Я понял. Он хотел, чтобы мышка в него верила. Маленький обман, маленькая трагедия. А если быть более точным, то обман, чтобы не допустить трагедии. Да полно, трагедии ли?
Я спросил Веденеева:
– Твоя жена любит тебя?
Он удивился. Не вопросу даже, а скорее его неожиданности и неуместности. Подумал, потом сказал:
– Наверно, а что?
– А ты не замечал, она никогда не жалела, что вышла за тебя?
– Глупый вопрос задаешь, корреспондент, – сухо сказал Веденеев. – Мне это ни к чему: замечать. Дети у нас.
Некрасов замечал. И он выдумал монетку, которая должна была его спасти. А мышка бросила ее в шкатулку с пуговицами. Потом пришел я и разрушил сказку о римских кораблях. Впрочем, мышка тоже не верила в римские корабли. Да и ложь во спасение на мышкиной бирже не котировалась. Но жить было можно. Ждать было можно. На серванте пылился обломок коралла, напоминая о том, что давно покрылось пылью времени. А у пыли есть свойство: обволакивая предмет, она скрывает его очертания; тускнеют краски, когда-то сочные и яркие. Хотя нам кажется, что ничего будто и не изменилось. Коралл стал из белого серым. Но мышка этого не видела. Не хотела видеть. Ждала. Некрасов принес ей сказку о римских кораблях. Он хотел казаться лучше, чем он есть на самом деле.
Люди часто хотят казаться лучше. Иногда они выдумывают корабли. Подобные выдумки никому не приносят несчастья. Иногда они начинают писать стихи, как Глыбин. А бывает и хуже.
Некрасов сказал мне, что Дементьева держала в музее какую-то тетрадь. Она делала выписки из старых документов, выносить которые из музея Некрасов не разрешал. Обращалась с этой тетрадкой Маша не слишком бережно, оставляла обычно в тех папках, которые в данный момент просматривала. Как-то она пожаловалась: «Не могу найти тетрадь». Перерыла с десяток папок, думая, что по рассеянности засунула ее куда-нибудь. Не нашла. Некрасов предложил было помочь, она отказалась. «Ерунда. Найдется – хорошо.
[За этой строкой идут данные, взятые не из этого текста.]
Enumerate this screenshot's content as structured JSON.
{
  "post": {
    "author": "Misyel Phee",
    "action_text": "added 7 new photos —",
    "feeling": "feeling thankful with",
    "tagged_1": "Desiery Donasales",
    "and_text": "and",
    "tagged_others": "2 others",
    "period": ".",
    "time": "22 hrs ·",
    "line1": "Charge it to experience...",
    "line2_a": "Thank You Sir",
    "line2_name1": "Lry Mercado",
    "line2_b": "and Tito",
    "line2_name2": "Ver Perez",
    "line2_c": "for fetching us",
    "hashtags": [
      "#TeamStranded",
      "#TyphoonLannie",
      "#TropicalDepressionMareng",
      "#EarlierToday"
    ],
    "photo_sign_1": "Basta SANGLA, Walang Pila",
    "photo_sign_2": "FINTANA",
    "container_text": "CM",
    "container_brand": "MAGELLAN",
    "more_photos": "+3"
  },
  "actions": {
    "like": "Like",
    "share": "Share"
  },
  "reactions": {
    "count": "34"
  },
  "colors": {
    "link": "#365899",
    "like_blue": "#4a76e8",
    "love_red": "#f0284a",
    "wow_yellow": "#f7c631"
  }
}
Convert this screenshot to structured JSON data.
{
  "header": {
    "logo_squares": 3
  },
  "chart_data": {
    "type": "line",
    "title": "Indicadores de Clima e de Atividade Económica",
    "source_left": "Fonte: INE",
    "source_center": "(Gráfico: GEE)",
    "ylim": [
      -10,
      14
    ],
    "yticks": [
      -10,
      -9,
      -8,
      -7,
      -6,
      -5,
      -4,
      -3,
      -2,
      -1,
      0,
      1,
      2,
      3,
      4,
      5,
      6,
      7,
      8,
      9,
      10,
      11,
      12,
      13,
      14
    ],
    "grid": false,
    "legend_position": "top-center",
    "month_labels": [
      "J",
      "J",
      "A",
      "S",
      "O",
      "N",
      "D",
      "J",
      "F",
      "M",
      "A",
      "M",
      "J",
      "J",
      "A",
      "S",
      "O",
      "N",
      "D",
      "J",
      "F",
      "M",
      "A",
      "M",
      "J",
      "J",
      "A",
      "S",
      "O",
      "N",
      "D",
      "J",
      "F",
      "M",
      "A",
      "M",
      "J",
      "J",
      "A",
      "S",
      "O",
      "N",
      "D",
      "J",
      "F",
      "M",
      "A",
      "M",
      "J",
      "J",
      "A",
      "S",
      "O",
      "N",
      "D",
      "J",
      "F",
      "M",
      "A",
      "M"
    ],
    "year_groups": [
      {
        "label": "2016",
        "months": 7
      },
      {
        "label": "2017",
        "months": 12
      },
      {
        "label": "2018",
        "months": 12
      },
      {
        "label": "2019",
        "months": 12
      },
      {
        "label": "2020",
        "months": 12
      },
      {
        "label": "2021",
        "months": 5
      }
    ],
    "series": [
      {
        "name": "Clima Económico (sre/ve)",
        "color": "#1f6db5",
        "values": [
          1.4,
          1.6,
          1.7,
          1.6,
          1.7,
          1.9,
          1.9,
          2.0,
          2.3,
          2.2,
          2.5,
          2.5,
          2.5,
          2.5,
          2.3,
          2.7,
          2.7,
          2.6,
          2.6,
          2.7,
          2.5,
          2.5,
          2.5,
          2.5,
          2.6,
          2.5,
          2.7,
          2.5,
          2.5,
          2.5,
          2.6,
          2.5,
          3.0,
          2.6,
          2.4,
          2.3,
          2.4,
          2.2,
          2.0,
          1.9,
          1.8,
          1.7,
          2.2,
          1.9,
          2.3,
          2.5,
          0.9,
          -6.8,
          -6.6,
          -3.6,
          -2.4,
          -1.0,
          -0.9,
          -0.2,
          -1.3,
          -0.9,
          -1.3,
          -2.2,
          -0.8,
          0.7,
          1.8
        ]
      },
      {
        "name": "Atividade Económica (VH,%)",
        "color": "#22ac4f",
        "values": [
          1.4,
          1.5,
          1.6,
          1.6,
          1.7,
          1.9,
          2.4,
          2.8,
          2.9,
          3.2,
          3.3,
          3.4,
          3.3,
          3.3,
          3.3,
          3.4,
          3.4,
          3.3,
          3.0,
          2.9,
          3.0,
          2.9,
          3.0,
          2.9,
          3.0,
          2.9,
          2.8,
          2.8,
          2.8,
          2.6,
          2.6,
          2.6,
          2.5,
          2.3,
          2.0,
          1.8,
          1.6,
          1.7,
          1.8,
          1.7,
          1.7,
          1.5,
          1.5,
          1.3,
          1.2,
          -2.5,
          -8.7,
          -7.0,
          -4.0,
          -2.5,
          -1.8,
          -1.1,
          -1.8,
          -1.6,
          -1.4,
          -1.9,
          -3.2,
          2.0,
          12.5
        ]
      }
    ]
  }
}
А нет – наплевать». – «Это очень нужно?» – спросил Некрасов. «Нужно, конечно, – ответила Маша. – Теперь лишнюю работу придется делать».
Через несколько дней после этого случая она стала собираться в командировку. Именно в это время и случилась трагедия. Я спросил Некрасова, бывал ли в музее Рогов. «Заходил», – сказал он. «А он видел эту тетрадь?» – «Да кто его знает».
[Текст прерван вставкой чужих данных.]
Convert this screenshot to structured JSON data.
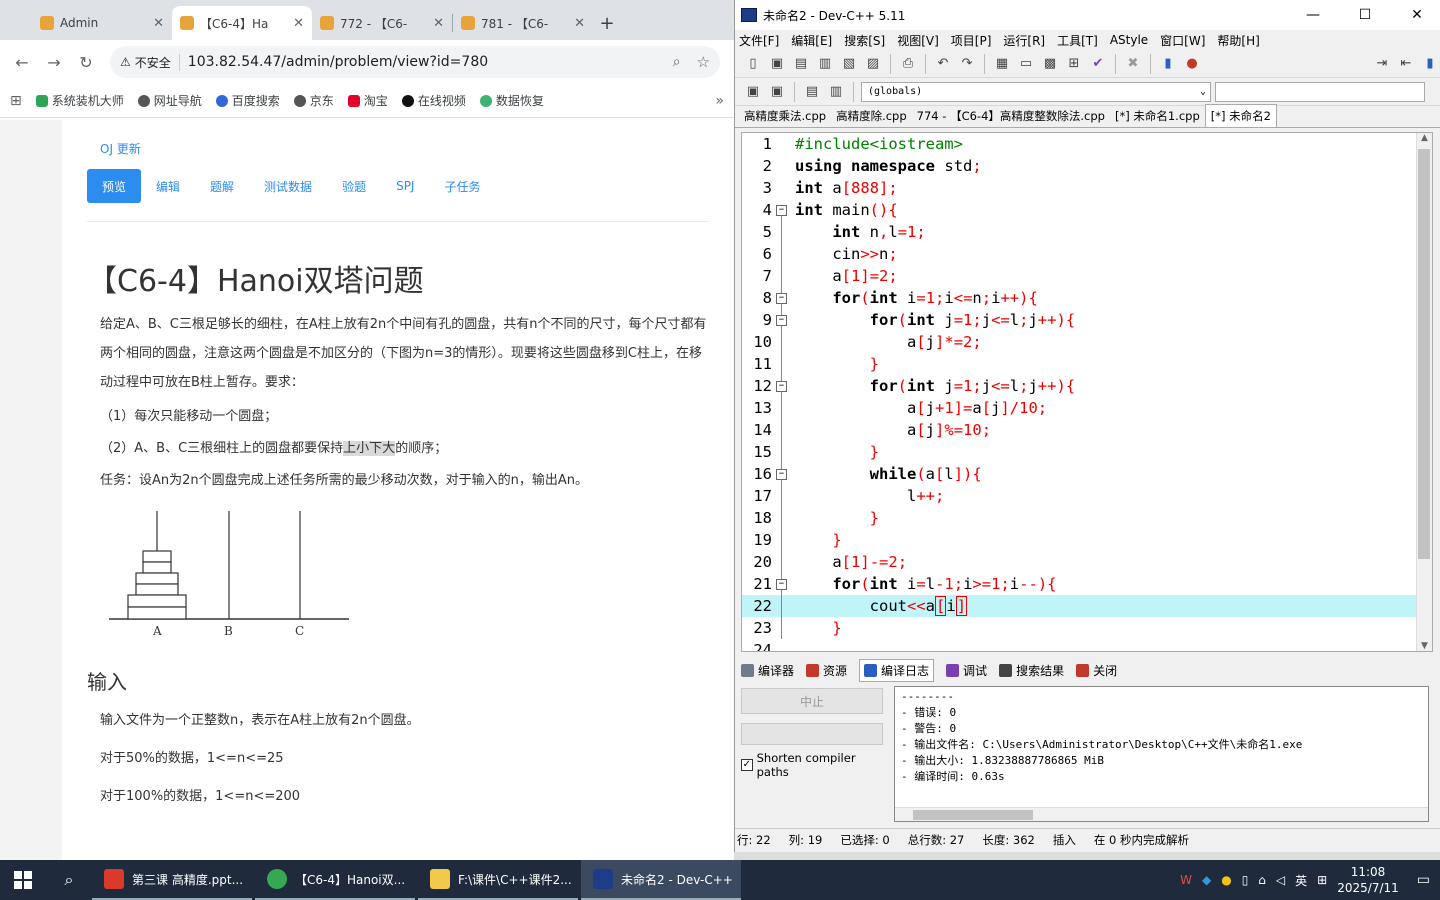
{
  "browser": {
    "tabs": [
      {
        "label": "Admin",
        "active": false
      },
      {
        "label": "【C6-4】Ha",
        "active": true
      },
      {
        "label": "772 - 【C6-",
        "active": false
      },
      {
        "label": "781 - 【C6-",
        "active": false
      }
    ],
    "insecure_label": "不安全",
    "url": "103.82.54.47/admin/problem/view?id=780",
    "bookmarks": [
      "系统装机大师",
      "网址导航",
      "百度搜索",
      "京东",
      "淘宝",
      "在线视频",
      "数据恢复"
    ]
  },
  "problem": {
    "oj_update": "OJ 更新",
    "tabs": [
      "预览",
      "编辑",
      "题解",
      "测试数据",
      "验题",
      "SPJ",
      "子任务"
    ],
    "title": "【C6-4】Hanoi双塔问题",
    "desc": "给定A、B、C三根足够长的细柱，在A柱上放有2n个中间有孔的圆盘，共有n个不同的尺寸，每个尺寸都有两个相同的圆盘，注意这两个圆盘是不加区分的（下图为n=3的情形）。现要将这些圆盘移到C柱上，在移动过程中可放在B柱上暂存。要求：",
    "req1": "（1）每次只能移动一个圆盘；",
    "req2_pre": "（2）A、B、C三根细柱上的圆盘都要保持",
    "req2_hl": "上小下大",
    "req2_post": "的顺序；",
    "task": "任务：设An为2n个圆盘完成上述任务所需的最少移动次数，对于输入的n，输出An。",
    "pillars": [
      "A",
      "B",
      "C"
    ],
    "input_heading": "输入",
    "input_text": "输入文件为一个正整数n，表示在A柱上放有2n个圆盘。",
    "data50": "对于50%的数据，1<=n<=25",
    "data100": "对于100%的数据，1<=n<=200"
  },
  "devcpp": {
    "title": "未命名2 - Dev-C++ 5.11",
    "menu": [
      "文件[F]",
      "编辑[E]",
      "搜索[S]",
      "视图[V]",
      "项目[P]",
      "运行[R]",
      "工具[T]",
      "AStyle",
      "窗口[W]",
      "帮助[H]"
    ],
    "globals": "(globals)",
    "file_tabs": [
      {
        "label": "高精度乘法.cpp",
        "active": false
      },
      {
        "label": "高精度除.cpp",
        "active": false
      },
      {
        "label": "774 - 【C6-4】高精度整数除法.cpp",
        "active": false
      },
      {
        "label": "[*] 未命名1.cpp",
        "active": false
      },
      {
        "label": "[*] 未命名2",
        "active": true
      }
    ],
    "code_lines": [
      "#include<iostream>",
      "using namespace std;",
      "int a[888];",
      "int main(){",
      "    int n,l=1;",
      "    cin>>n;",
      "    a[1]=2;",
      "    for(int i=1;i<=n;i++){",
      "        for(int j=1;j<=l;j++){",
      "            a[j]*=2;",
      "        }",
      "        for(int j=1;j<=l;j++){",
      "            a[j+1]=a[j]/10;",
      "            a[j]%=10;",
      "        }",
      "        while(a[l]){",
      "            l++;",
      "        }",
      "    }",
      "    a[1]-=2;",
      "    for(int i=l-1;i>=1;i--){",
      "        cout<<a[i]",
      "    }",
      "24"
    ],
    "bottom_tabs": [
      "编译器",
      "资源",
      "编译日志",
      "调试",
      "搜索结果",
      "关闭"
    ],
    "stop_label": "中止",
    "shorten_label": "Shorten compiler paths",
    "log_lines": [
      "--------",
      "- 错误: 0",
      "- 警告: 0",
      "- 输出文件名: C:\\Users\\Administrator\\Desktop\\C++文件\\未命名1.exe",
      "- 输出大小: 1.83238887786865 MiB",
      "- 编译时间: 0.63s"
    ],
    "status": {
      "line_label": "行:",
      "line": "22",
      "col_label": "列:",
      "col": "19",
      "sel_label": "已选择:",
      "sel": "0",
      "total_label": "总行数:",
      "total": "27",
      "len_label": "长度:",
      "len": "362",
      "mode": "插入",
      "parse": "在 0 秒内完成解析"
    }
  },
  "taskbar": {
    "apps": [
      {
        "label": "第三课 高精度.ppt...",
        "color": "#d93a2b"
      },
      {
        "label": "【C6-4】Hanoi双...",
        "color": "#34a853"
      },
      {
        "label": "F:\\课件\\C++课件2...",
        "color": "#f2c94c"
      },
      {
        "label": "未命名2 - Dev-C++",
        "color": "#1f3c88"
      }
    ],
    "ime": "英",
    "time": "11:08",
    "date": "2025/7/11"
  },
  "colors": {
    "accent": "#2d8cf0",
    "devcpp_keyword": "#000000",
    "devcpp_symbol": "#e00000",
    "current_line": "#bff4f8"
  }
}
И тогда мне в голову втемяшилась мысль. Не имеет ли отношения эта тетрадь к тому, что случилось? В море я много думал об этом. И мне кажется, сумел построить убедительную версию. Шухов может назвать ее сказкой. Но я не следователь, и мне простительно, быть может, увлечься.
Однако сначала о фактах. Одним из них была золотая монетка. Некрасов поднял ее утром на берегу моря. Мышка бросила в шкатулку с пуговицами. Это была та монетка, которая не попала в коллекцию, хотя должна была находиться там.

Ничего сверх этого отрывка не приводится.